The UK government has outlined measures to increase efficiency in its apprenticeship offering through fully funded apprenticeships for people aged under 25 employed by small and medium-sized enterprises (SMEs).
It will be funded from an extra £725m for the Growth and Skills Levy.
The film and TV sectors were highly critical of the apprenticeship levy introduced under the previous Conservative government, calling it not fit for purpose, with a lack of agility to suit the short-term contract nature of the industry and unsustainable administrative costs.
The apprenticeship reform was outlined in the autumn budget, delivered on November 26 by chancellor Rachel Reeves.
As well as the apprenticeship funding, short training courses will be introduced from April 2026 to improve the flexibility of apprenticeships. The government confirmed it is “working with employers to streamline the suite of apprenticeship standards available”, with more details to be announced.
Launched in April 2017, the apprenticeship levy required companies with a payroll in excess of £3m to invest 0.5% of their annual pay bill towards apprenticeships and offer a participant a contract of at least 12 months. Non-levied SMEs would then make a 5% contribution to the cost of training apprentices aged between 16 and 21.
In 2024, the government scrapped the 5% payment for SMEs when they hired an apprentice under the age of 22. The government will now extend this co-investment relief for all eligible people aged under 25.
Mixed industry reactions
The government also reconfirmed the 40% business rates relief for film studios until 2034, first addressed in February.
The British Film Institute (BFI) and British Film Commission (BFC) both praised the budget. “The BFI welcomes the news in today’s budget of the certainty of continued business rates relief for film studios in England and new apprenticeship measures, supporting our next generation of talent,” said Harriet Finney, deputy CEO of the BFI.
“We are delighted by the government’s recognition in today’s budget of the importance of the film and TV studios sector by retaining the vital business rates relief,” noted Adrian Wootton, chief executive of the BFC.
However, the creative industries’ union Bectu expressed concern for a lack of attention paid to freelancers.
“Low pay is a very real issue for many of the highly skilled workers who prop up our creative industries, so the minimum wage increases [up from £12.21 per hour to £12.71] are welcome,” said head of Bectu Philippa Childs. “As is the rise in the state pension, which will benefit many creative workers, not least those who are self-employed and so ineligible for auto-enrolment.
“However, this benefit may be undercut for the self-employed, who will be caught by many of the tax and benefit changes proposed, such as taxing dividends and savings incomes and the cash ISA [Individual Savings Accounts] restrictions. The same people, while paying more tax, continue to be denied basic rights like sick pay, parental leave and pensions and will miss out on the government’s flagship worker protections.
“The government has exempted over-65s from the cash ISA changes – this should also be extended to the self-employed, many of whom rely on ISAs for retirement savings.”
Ellie Peers, general secretary of the Writers’ Guild of Great Britain, echoed the frustration around the lack of consideration for freelancers.

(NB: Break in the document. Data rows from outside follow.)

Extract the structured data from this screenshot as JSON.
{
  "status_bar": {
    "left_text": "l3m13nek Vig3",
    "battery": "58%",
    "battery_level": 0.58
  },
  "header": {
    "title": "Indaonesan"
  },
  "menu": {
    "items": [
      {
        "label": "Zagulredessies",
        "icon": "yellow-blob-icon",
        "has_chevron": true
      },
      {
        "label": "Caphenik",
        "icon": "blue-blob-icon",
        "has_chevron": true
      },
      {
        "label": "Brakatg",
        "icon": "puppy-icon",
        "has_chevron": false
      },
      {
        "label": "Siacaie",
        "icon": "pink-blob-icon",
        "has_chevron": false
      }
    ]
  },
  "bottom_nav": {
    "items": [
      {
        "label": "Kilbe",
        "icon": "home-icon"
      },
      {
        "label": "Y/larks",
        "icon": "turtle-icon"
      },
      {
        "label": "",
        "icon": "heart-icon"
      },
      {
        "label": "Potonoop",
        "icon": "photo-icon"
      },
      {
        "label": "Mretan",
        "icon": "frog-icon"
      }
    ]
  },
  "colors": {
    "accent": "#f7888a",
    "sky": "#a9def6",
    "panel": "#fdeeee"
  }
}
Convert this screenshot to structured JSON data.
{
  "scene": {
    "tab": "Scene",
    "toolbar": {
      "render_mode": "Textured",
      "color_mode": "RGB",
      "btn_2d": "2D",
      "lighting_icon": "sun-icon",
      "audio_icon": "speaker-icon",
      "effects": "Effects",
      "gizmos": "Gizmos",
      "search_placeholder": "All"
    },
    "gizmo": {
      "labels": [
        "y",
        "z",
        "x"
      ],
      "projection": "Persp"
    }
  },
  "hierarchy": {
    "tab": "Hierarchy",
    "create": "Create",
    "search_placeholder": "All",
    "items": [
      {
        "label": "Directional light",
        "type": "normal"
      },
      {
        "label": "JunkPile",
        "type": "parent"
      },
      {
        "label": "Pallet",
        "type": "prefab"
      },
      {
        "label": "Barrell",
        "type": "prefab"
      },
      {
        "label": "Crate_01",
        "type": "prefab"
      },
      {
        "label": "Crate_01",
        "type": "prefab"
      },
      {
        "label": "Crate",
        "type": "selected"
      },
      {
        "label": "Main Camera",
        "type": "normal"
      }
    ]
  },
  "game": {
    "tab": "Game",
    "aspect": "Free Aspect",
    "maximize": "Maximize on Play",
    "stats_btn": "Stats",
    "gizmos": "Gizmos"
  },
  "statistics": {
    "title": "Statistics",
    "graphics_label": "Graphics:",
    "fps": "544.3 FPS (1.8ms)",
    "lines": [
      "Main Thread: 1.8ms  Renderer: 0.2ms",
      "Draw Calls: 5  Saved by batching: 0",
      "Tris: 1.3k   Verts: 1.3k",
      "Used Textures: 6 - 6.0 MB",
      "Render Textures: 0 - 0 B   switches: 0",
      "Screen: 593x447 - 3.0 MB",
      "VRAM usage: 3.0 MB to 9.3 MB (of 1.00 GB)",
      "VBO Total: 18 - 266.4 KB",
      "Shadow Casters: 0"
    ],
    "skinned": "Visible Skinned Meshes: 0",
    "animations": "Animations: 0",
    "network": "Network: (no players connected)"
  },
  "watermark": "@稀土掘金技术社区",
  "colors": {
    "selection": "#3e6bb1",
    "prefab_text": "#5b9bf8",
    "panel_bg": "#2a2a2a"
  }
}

“The chancellor said that ‘working people deserve change’, yet the unique needs of a freelance creative workforce often go unnoticed, and they too have been facing a cost-of-living crisis. We would have preferred to have seen more targeted interventions on that front, making the benefit system more accessible for the self-employed, for example, or exploring models like Universal Basic Income or introducing tailored grants for creative workers.
“The government’s longer-term proposed changes to the tax system for those in receipt of PAYE [pay as you earn]/self-employed income need close scrutiny. There is scant detail at present, and we look forward to more and to taking part in the upcoming consultation.”
Peers also noted, ”The chancellor made much reference in the budget to relentlessly pursuing growth, and given the creative industries are one of the government’s eight priority sectors, it was disappointing to hear no new announcements on that front.
“While it is welcome to see more investment for the nations and regions, we are concerned that without ringfenced funding for the arts in these areas, we may well see more theatres and other cultural venues close, as squeezed local authorities battle to protect frontline services. This in turn, will impact our members’ jobs.”
Also missing was any reference to a tax relief on prints and advertising costs recommended by the UK parliament’s cross-party culture, media and sport (CMS) committee in October. It hopes to establish a targeted 25% tax relief for the distribution and exhibition of UK films claiming the Independent Film Tax Credit (IFTC).